Durante los 100 minutos de su metraje, los Monos pasarán de ser niños disfrazados con trajes militares a renegados de guerra, de preocuparles la muerte de una vaca a banalizar la propia vida humana y de incurrir en castigos infantiles a castigar duramente al que levante la voz. La progresión dramática está llevada de una manera coherente y en la que cada uno de los personajes tiene algo que decir: los hay que quieren ser adultos muy rápido, los hay que no soportan lo que está pasando, los hay que solo quieren salir de allí lo antes posible. Como en cualquier guerra, pero con menos edad.
Monos impresiona con los planos de nubes en las montañas de Colombia, de la naturaleza desierta que nos muestra cómo estos niños forman una milicia perdida en ninguna parte como miembros de una guerra que quizá no exista.

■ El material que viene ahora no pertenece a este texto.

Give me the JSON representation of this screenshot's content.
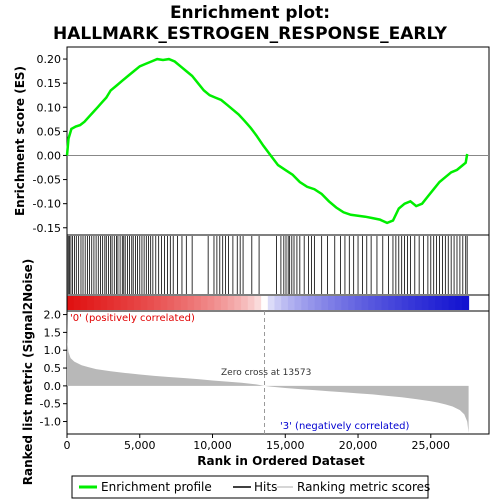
{
  "chart_data": {
    "type": "line",
    "title_lines": [
      "Enrichment plot:",
      "HALLMARK_ESTROGEN_RESPONSE_EARLY"
    ],
    "xlabel": "Rank in Ordered Dataset",
    "es_panel": {
      "ylabel": "Enrichment score (ES)",
      "ylim": [
        -0.165,
        0.225
      ],
      "yticks": [
        -0.15,
        -0.1,
        -0.05,
        0.0,
        0.05,
        0.1,
        0.15,
        0.2
      ],
      "ytick_labels": [
        "-0.15",
        "-0.10",
        "-0.05",
        "0.00",
        "0.05",
        "0.10",
        "0.15",
        "0.20"
      ],
      "series": [
        {
          "name": "Enrichment profile",
          "color": "#00ee00",
          "x": [
            0,
            100,
            300,
            600,
            900,
            1200,
            1500,
            1800,
            2100,
            2400,
            2700,
            3000,
            3400,
            3800,
            4200,
            4600,
            5000,
            5400,
            5800,
            6200,
            6600,
            7000,
            7400,
            7800,
            8200,
            8600,
            9000,
            9400,
            9800,
            10200,
            10600,
            11000,
            11400,
            11800,
            12200,
            12600,
            13000,
            13500,
            14000,
            14500,
            15000,
            15500,
            16000,
            16500,
            17000,
            17500,
            18000,
            18500,
            19000,
            19500,
            20000,
            20500,
            21000,
            21500,
            22000,
            22400,
            22800,
            23200,
            23600,
            24000,
            24400,
            24800,
            25200,
            25600,
            26000,
            26400,
            26800,
            27000,
            27200,
            27400,
            27500
          ],
          "y": [
            0.0,
            0.035,
            0.055,
            0.06,
            0.063,
            0.07,
            0.08,
            0.09,
            0.1,
            0.11,
            0.12,
            0.135,
            0.145,
            0.155,
            0.165,
            0.175,
            0.185,
            0.19,
            0.195,
            0.2,
            0.198,
            0.2,
            0.195,
            0.185,
            0.175,
            0.165,
            0.15,
            0.135,
            0.125,
            0.12,
            0.115,
            0.105,
            0.095,
            0.085,
            0.072,
            0.058,
            0.042,
            0.02,
            0.0,
            -0.02,
            -0.03,
            -0.04,
            -0.055,
            -0.065,
            -0.07,
            -0.08,
            -0.095,
            -0.108,
            -0.118,
            -0.123,
            -0.125,
            -0.127,
            -0.13,
            -0.133,
            -0.14,
            -0.135,
            -0.11,
            -0.1,
            -0.095,
            -0.105,
            -0.1,
            -0.085,
            -0.07,
            -0.055,
            -0.045,
            -0.035,
            -0.03,
            -0.025,
            -0.02,
            -0.015,
            0.003
          ]
        }
      ],
      "hits": [
        20,
        90,
        180,
        270,
        380,
        520,
        640,
        800,
        960,
        1100,
        1250,
        1400,
        1550,
        1700,
        1850,
        2000,
        2150,
        2300,
        2450,
        2600,
        2700,
        2850,
        3000,
        3100,
        3250,
        3400,
        3500,
        3650,
        3800,
        3900,
        4000,
        4150,
        4300,
        4450,
        4550,
        4700,
        4850,
        5000,
        5150,
        5300,
        5450,
        5600,
        5750,
        5900,
        6100,
        6300,
        6500,
        6700,
        6900,
        7100,
        7300,
        7600,
        7900,
        8200,
        8600,
        9700,
        10100,
        10300,
        10500,
        10700,
        10900,
        11100,
        11400,
        11700,
        11900,
        12100,
        12700,
        13200,
        14400,
        14700,
        14900,
        15050,
        15200,
        15300,
        15450,
        15600,
        15800,
        16000,
        16300,
        16600,
        16800,
        17000,
        17500,
        17900,
        18400,
        18800,
        19100,
        19400,
        19700,
        20000,
        20300,
        20600,
        20900,
        21300,
        21700,
        22100,
        22400,
        22600,
        22800,
        23000,
        23200,
        23400,
        23600,
        23900,
        24200,
        24500,
        24800,
        25000,
        25200,
        25400,
        25600,
        25800,
        26000,
        26200,
        26400,
        26600,
        26800,
        27000,
        27200,
        27400,
        27500
      ]
    },
    "metric_panel": {
      "ylabel": "Ranked list metric (Signal2Noise)",
      "ylim": [
        -1.35,
        2.1
      ],
      "yticks": [
        -1.0,
        -0.5,
        0.0,
        0.5,
        1.0,
        1.5,
        2.0
      ],
      "ytick_labels": [
        "-1.0",
        "-0.5",
        "0.0",
        "0.5",
        "1.0",
        "1.5",
        "2.0"
      ],
      "curve": {
        "x": [
          0,
          30,
          100,
          250,
          500,
          1000,
          1500,
          2000,
          3000,
          4000,
          5000,
          6000,
          7000,
          8000,
          9000,
          10000,
          11000,
          12000,
          13000,
          13573,
          14000,
          15000,
          16000,
          17000,
          18000,
          19000,
          20000,
          21000,
          22000,
          23000,
          24000,
          25000,
          25500,
          26000,
          26500,
          27000,
          27300,
          27500,
          27600
        ],
        "y": [
          2.0,
          1.2,
          0.95,
          0.78,
          0.68,
          0.58,
          0.52,
          0.47,
          0.41,
          0.36,
          0.32,
          0.28,
          0.25,
          0.22,
          0.19,
          0.15,
          0.12,
          0.09,
          0.04,
          0.0,
          -0.02,
          -0.06,
          -0.09,
          -0.12,
          -0.15,
          -0.18,
          -0.21,
          -0.24,
          -0.28,
          -0.32,
          -0.37,
          -0.43,
          -0.47,
          -0.52,
          -0.58,
          -0.68,
          -0.8,
          -1.0,
          -1.32
        ]
      },
      "zero_cross": 13573,
      "zero_cross_label": "Zero cross at 13573",
      "pos_label": "'0' (positively correlated)",
      "neg_label": "'3' (negatively correlated)"
    },
    "x_axis": {
      "xlim": [
        0,
        29000
      ],
      "xticks": [
        0,
        5000,
        10000,
        15000,
        20000,
        25000
      ],
      "xtick_labels": [
        "0",
        "5,000",
        "10,000",
        "15,000",
        "20,000",
        "25,000"
      ],
      "n_ranks": 27600
    },
    "legend": {
      "placement": "bottom",
      "items": [
        {
          "label": "Enrichment profile",
          "color": "#00ee00"
        },
        {
          "label": "Hits",
          "color": "#000000"
        },
        {
          "label": "Ranking metric scores",
          "color": "#c8c8c8"
        }
      ]
    },
    "colors": {
      "heat_pos": "#e01010",
      "heat_neg": "#1010d0",
      "metric_fill": "#b8b8b8"
    }
  }
}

Y aunque en este ambiente se podría haber optado por una historia más interesante, no es menos cierto que se siente verdadera, hecha con cariño y poniendo el foco en la ausencia de una familia, en la necesidad de cariño (y sexo) adolescente y en las relaciones interpersonales de estos personajes, que ni siquiera son personas hechas y derechas y ya tienen responsabilidades que no deberían tener, armados hasta los dientes.
Esta falta de concreción le da a la película un halo de cuento de hadas macabro, de historia para niños ambientada en mitad de un combate y en el que solo algunos, quizá, podrán conseguir el final feliz que están buscando. Y precisamente por esta virtud la película puede mostrar, sin incidir en ello, el absurdo de todas las guerras: si un grupo de niños arrebatados de sus familias tienen que batallar por unos intereses que ni siquiera conocen y mantener secuestrada a una persona más como un juego que otra cosa, hemos fallado como sociedad.
Aunque la intención del director es que pueda entenderse y hacer reflexionar sin importar tu grado de conocimiento sobre su país de origen, es cierto que en Colombia la película significa algo más: el conflicto interno existe desde hace 60 años sin que parezca haber un final cercano y las bajas ya pasan del millón. Diversos grupos militarizaron niños a lo largo de las décadas y siguen haciéndolo, sin saber el bando en el que están ni por qué atacan. Monos muestra este absurdo y denuncia la situación mostrando cómo los niños, incluso en esta situación, no saben ni pueden dejar de ser niños. Desde la perspectiva europea actual nunca sabremos el poder que el cine puede tener un país asolado por una guerra de la que apenas se habla.
Monos es una película sobre la pérdida de la inocencia, la necesidad de pertenencia a un grupo, la brutalidad cuando se tiene carta blanca, la absurdez de la guerra y la posibilidad de encontrar una flor en medio de un campo minado. Una de las obras más especiales, personales y vitales que vais a encontrar este año. No os la podéis perder.